Helen Dortch Longstreet worked as a riveter during World War II. Employed as a war worker at Bell Aircraft plant in Atlanta, Georgia, Helen was the widow of General James Longstreet – who participated in Civil War battles such as the Second Bull Run, Chickamauga, Antietam, and Gettysburg. If you’re trying to figure out how a widow of a Civil War general could possibly be working as a riveter during World War II, you have to keep a few things in mind.
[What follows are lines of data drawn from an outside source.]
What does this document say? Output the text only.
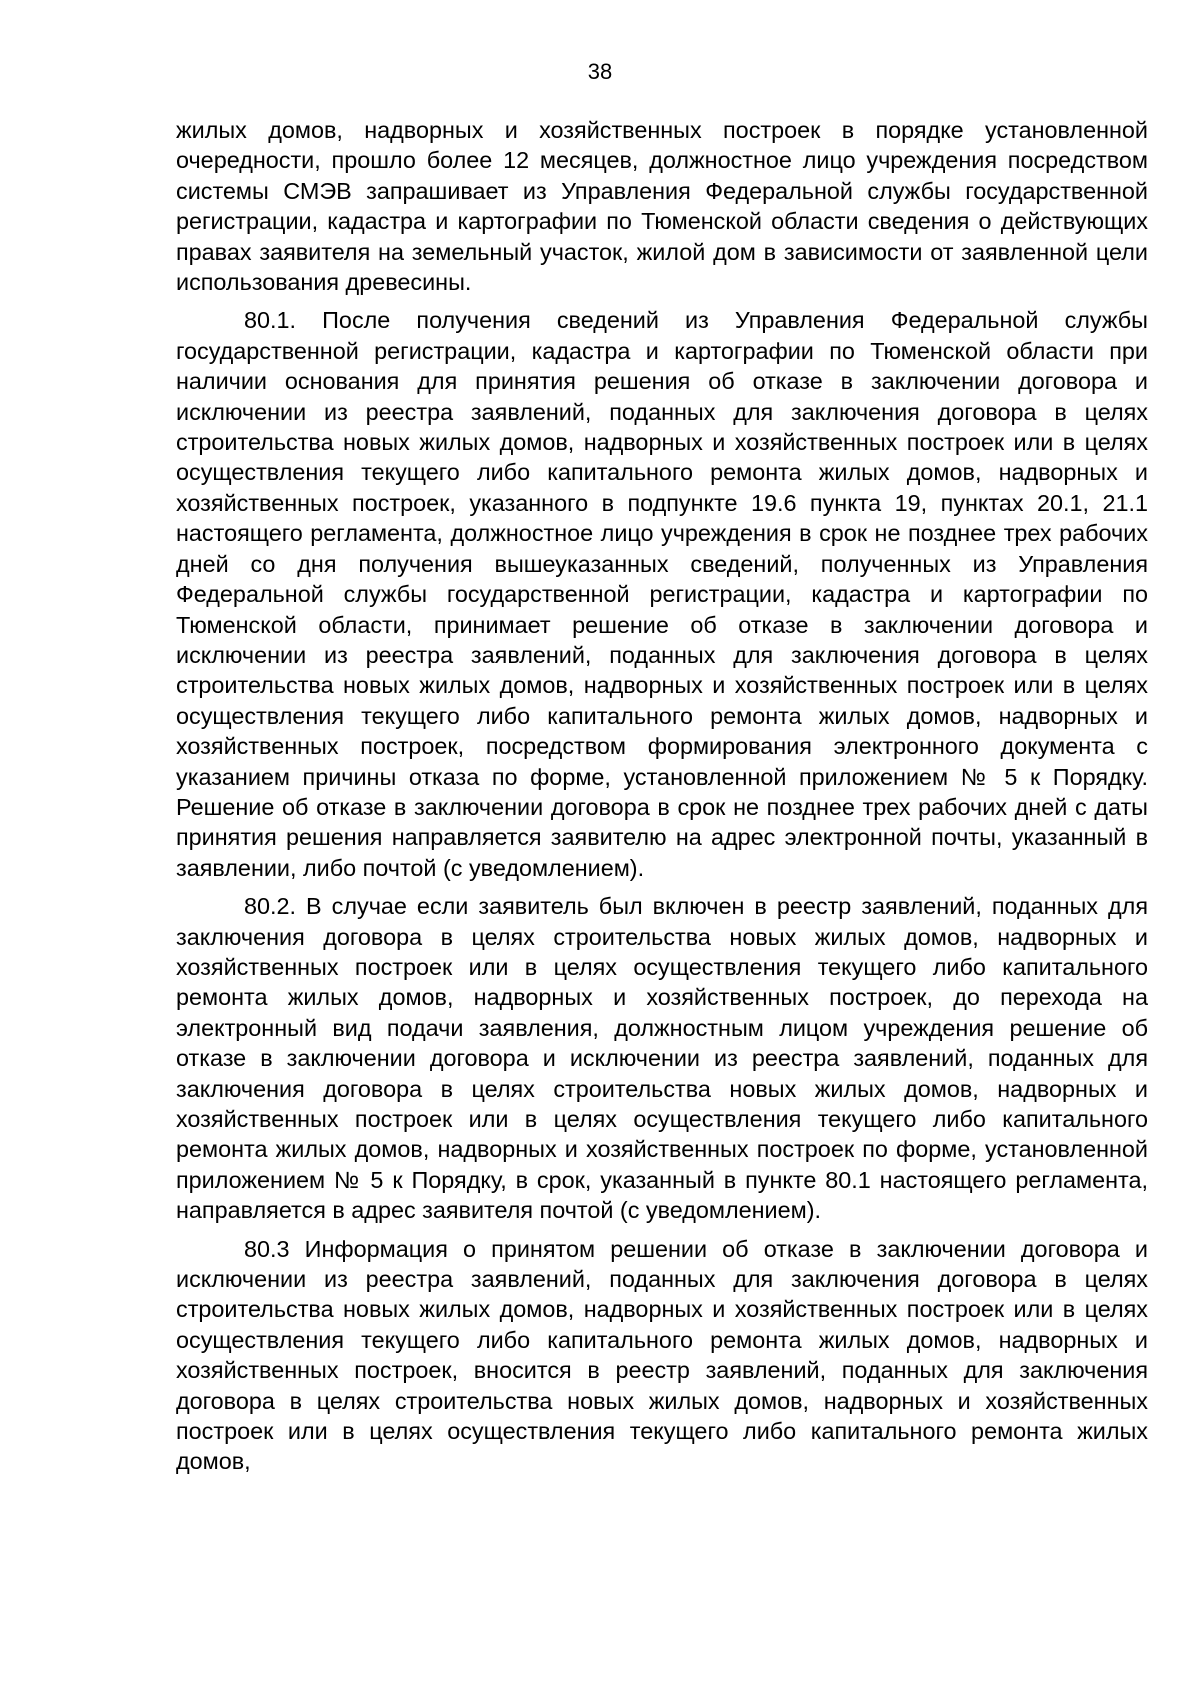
38

жилых домов, надворных и хозяйственных построек в порядке установленной очередности, прошло более 12 месяцев, должностное лицо учреждения посредством системы СМЭВ запрашивает из Управления Федеральной службы государственной регистрации, кадастра и картографии по Тюменской области сведения о действующих правах заявителя на земельный участок, жилой дом в зависимости от заявленной цели использования древесины.

80.1. После получения сведений из Управления Федеральной службы государственной регистрации, кадастра и картографии по Тюменской области при наличии основания для принятия решения об отказе в заключении договора и исключении из реестра заявлений, поданных для заключения договора в целях строительства новых жилых домов, надворных и хозяйственных построек или в целях осуществления текущего либо капитального ремонта жилых домов, надворных и хозяйственных построек, указанного в подпункте 19.6 пункта 19, пунктах 20.1, 21.1 настоящего регламента, должностное лицо учреждения в срок не позднее трех рабочих дней со дня получения вышеуказанных сведений, полученных из Управления Федеральной службы государственной регистрации, кадастра и картографии по Тюменской области, принимает решение об отказе в заключении договора и исключении из реестра заявлений, поданных для заключения договора в целях строительства новых жилых домов, надворных и хозяйственных построек или в целях осуществления текущего либо капитального ремонта жилых домов, надворных и хозяйственных построек, посредством формирования электронного документа с указанием причины отказа по форме, установленной приложением № 5 к Порядку. Решение об отказе в заключении договора в срок не позднее трех рабочих дней с даты принятия решения направляется заявителю на адрес электронной почты, указанный в заявлении, либо почтой (с уведомлением).

80.2. В случае если заявитель был включен в реестр заявлений, поданных для заключения договора в целях строительства новых жилых домов, надворных и хозяйственных построек или в целях осуществления текущего либо капитального ремонта жилых домов, надворных и хозяйственных построек, до перехода на электронный вид подачи заявления, должностным лицом учреждения решение об отказе в заключении договора и исключении из реестра заявлений, поданных для заключения договора в целях строительства новых жилых домов, надворных и хозяйственных построек или в целях осуществления текущего либо капитального ремонта жилых домов, надворных и хозяйственных построек по форме, установленной приложением № 5 к Порядку, в срок, указанный в пункте 80.1 настоящего регламента, направляется в адрес заявителя почтой (с уведомлением).

80.3 Информация о принятом решении об отказе в заключении договора и исключении из реестра заявлений, поданных для заключения договора в целях строительства новых жилых домов, надворных и хозяйственных построек или в целях осуществления текущего либо капитального ремонта жилых домов, надворных и хозяйственных построек, вносится в реестр заявлений, поданных для заключения договора в целях строительства новых жилых домов, надворных и хозяйственных построек или в целях осуществления текущего либо капитального ремонта жилых домов,
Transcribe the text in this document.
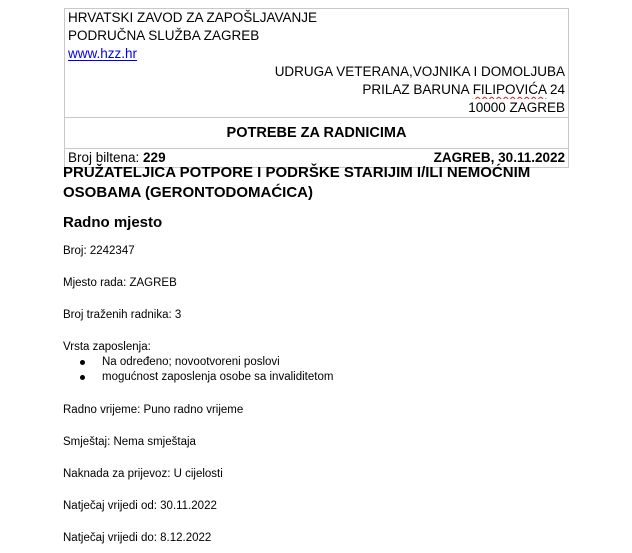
HRVATSKI ZAVOD ZA ZAPOŠLJAVANJE
PODRUČNA SLUŽBA ZAGREB
www.hzz.hr
UDRUGA VETERANA,VOJNIKA I DOMOLJUBA
PRILAZ BARUNA FILIPOVIĆA 24
10000 ZAGREB
POTREBE ZA RADNICIMA

Broj biltena: 229	ZAGREB, 30.11.2022
PRUŽATELJICA POTPORE I PODRŠKE STARIJIM I/ILI NEMOĆNIM OSOBAMA (GERONTODOMAĆICA)
Radno mjesto

Broj: 2242347

Mjesto rada: ZAGREB

Broj traženih radnika: 3

Vrsta zaposlenja:

Na određeno; novootvoreni poslovi
mogućnost zaposlenja osobe sa invaliditetom

Radno vrijeme: Puno radno vrijeme

Smještaj: Nema smještaja

Naknada za prijevoz: U cijelosti

Natječaj vrijedi od: 30.11.2022

Natječaj vrijedi do: 8.12.2022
When she married Longstreet in Atlanta’s Executive Mansion in 1897, Longstreet was 76 years old while Helen was 34. Helen was actually the classmate of Longstreet’s daughter. Suffice to say his children were not very keen on the marriage. Longstreet died in 1904. Helen was an advocate of her husband’s legacy and, by all accounts, a devoted wife. After her husband’s death, Helen worked a variety of jobs as a reporter, writer, editor, post office mistress, farmer, librarian, and politician. In 1943, while working as a riveter, Helen was around 80 years old.
When World War II broke out, she wanted to do what she could to help the war effort. “I am going to assist in building a plane to bomb Hitler and the Son of Heaven to the Judgement Seat of God,” she asserted. When it comes to her skills as a riveter, Helen pointed out, “I was the head of my class in riveting school. In fact I was the only one in it.”
Helen died in 1962 at the age of 99.
“Confederate General’s Widow,” LIFE, December 27, 1943.